No ofício da prata, uma das piores fases de sempre pode traduzir-se na abertura de uma loja própria anexo a um hotel de luxo em plena Avenida dos Aliados, como fez a Alcino e Filhos em dezembro do ano passado, ou passar a exportar para economias emergentes, seja Angola ou o Brasil, mas Manuel Alcino admite que, "apesar de o valor da prata enquanto metal nobre ter quadruplicado nos últimos três anos", a arte continua a ser um "bom investimento".

Parte do apelo que justifica a clientela "elucidada e que não liga muito a marcas" reside no fabrico das peças que "nunca são iguais" e munidas de um "caráter muito pessoal", conta à Lusa o sócio gerente da ourivesaria, entre elefantes, girafas, santos e santas de prata.

"Fazemos muita arte sacra, mas também trabalhamos com designers, arquitetos e escultores em projetos em que os desafiamos ou nos desafiam a fazer", explica Manuel Alcino, revelando que um dos principais clientes é um colega da escola primária do próprio pai e prémio Pritzker em 1992.

"Com o arquiteto Siza Vieira fizemos o sacrário da Igreja do Marco de Canaveses.
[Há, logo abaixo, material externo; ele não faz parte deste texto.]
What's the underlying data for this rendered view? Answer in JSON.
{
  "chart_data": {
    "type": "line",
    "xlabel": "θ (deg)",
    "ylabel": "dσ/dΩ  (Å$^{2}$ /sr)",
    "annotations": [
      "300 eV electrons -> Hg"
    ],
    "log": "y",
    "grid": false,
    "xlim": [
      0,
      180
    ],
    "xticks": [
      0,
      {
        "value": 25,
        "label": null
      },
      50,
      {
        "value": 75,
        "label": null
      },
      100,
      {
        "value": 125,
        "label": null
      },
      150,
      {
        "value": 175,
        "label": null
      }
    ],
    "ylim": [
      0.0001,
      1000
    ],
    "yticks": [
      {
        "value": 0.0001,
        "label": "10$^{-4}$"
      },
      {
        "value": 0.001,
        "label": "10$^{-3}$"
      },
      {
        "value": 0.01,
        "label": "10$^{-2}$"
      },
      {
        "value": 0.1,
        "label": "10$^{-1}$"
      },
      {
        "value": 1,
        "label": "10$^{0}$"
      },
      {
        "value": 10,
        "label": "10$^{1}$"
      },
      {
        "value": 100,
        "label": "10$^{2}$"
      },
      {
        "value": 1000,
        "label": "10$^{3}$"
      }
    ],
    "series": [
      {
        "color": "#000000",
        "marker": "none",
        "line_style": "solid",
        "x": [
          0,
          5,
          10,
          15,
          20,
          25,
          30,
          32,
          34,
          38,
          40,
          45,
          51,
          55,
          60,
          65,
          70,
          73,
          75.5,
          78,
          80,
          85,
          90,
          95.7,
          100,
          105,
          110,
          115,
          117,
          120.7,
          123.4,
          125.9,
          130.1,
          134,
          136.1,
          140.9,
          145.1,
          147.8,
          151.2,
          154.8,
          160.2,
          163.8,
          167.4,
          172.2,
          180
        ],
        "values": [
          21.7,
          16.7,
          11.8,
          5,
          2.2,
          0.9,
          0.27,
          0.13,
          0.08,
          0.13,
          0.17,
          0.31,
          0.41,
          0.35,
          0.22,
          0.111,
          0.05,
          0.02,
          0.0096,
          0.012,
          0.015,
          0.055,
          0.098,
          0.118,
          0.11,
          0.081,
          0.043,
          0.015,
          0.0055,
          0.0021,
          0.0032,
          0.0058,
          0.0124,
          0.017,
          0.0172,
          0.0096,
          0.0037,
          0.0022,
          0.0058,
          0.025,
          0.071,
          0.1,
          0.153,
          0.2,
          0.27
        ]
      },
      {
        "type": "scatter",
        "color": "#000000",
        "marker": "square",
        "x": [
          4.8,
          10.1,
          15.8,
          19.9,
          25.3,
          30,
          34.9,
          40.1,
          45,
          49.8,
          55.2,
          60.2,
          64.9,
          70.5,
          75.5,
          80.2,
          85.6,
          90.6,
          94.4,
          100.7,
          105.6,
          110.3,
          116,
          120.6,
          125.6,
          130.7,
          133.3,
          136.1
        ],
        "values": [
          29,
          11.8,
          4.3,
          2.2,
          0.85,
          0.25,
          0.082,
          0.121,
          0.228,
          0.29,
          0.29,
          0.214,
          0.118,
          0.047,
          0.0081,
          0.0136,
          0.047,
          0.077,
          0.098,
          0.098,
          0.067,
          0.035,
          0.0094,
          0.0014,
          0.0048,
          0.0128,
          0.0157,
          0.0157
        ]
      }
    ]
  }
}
Quando lhe pedem que faça algo em prata, normalmente pede-nos que executemos o que desenha", diz à Lusa, para contar que a oficina é responsável por diversas peças que ao longo dos anos foram ornando as igrejas do Grande Porto.

Entre a arte sacra que fabricaram incluem-se peças de altar para a igreja de Cedofeita e a igreja do Foco, ambas na cidade invicta, ou "uma coroa importantíssima, em ouro e diamantes, para coroar a Nossa Senhora do Bom Despacho", na Maia.

Mas a obra mais valiosa que possuem no currículo é "uma fonte que está agora em Lisboa, na Ourivesaria da Moda, na Rua da Prata, com dois metros de altura e perto de 150 quilos" em argênteo. "Estaremos a falar, grosso modo, de 150 mil euros em prata, mais o trabalho", conta o ourives.

A oficina colabora com as várias escolas de design da região, entre a Faculdade de Belas Arte da Universidade do Porto, a Escola de Superior de Arte e Design (ESAD) de Matosinhos ou a Universidade Católica, de modo a acolher estágios e permanecer atenta a novos valores que vão saindo para o mercado de trabalho.

Uma parte "essencial" do trabalho da firma passa por acompanhar as novas tecnologias, até porque a oficina, "apesar de tradicional", faz questão de aplicar inovações como a soldadura ou o corte da prata a laser.

Mas Manuel Alcino garante que a modernização não põe em causa a pureza do trabalho artesanal da oficina, na medida em que "é só mais uma ferramenta, como o desenho por computador".

Neste mundo da prata a crise manifesta-se noutros moldes e os que acolhem o metal derretido para o fabrico de peças de decoração permitiram uma empresa familiar duradoira ao longo de várias gerações e sem fim imediato à vista.

"Sinceramente, acho que sim, que está assegurado", diz à Lusa Manuel Alcino. "Já existe uma sexta geração, por isso não é algo que nos preocupe".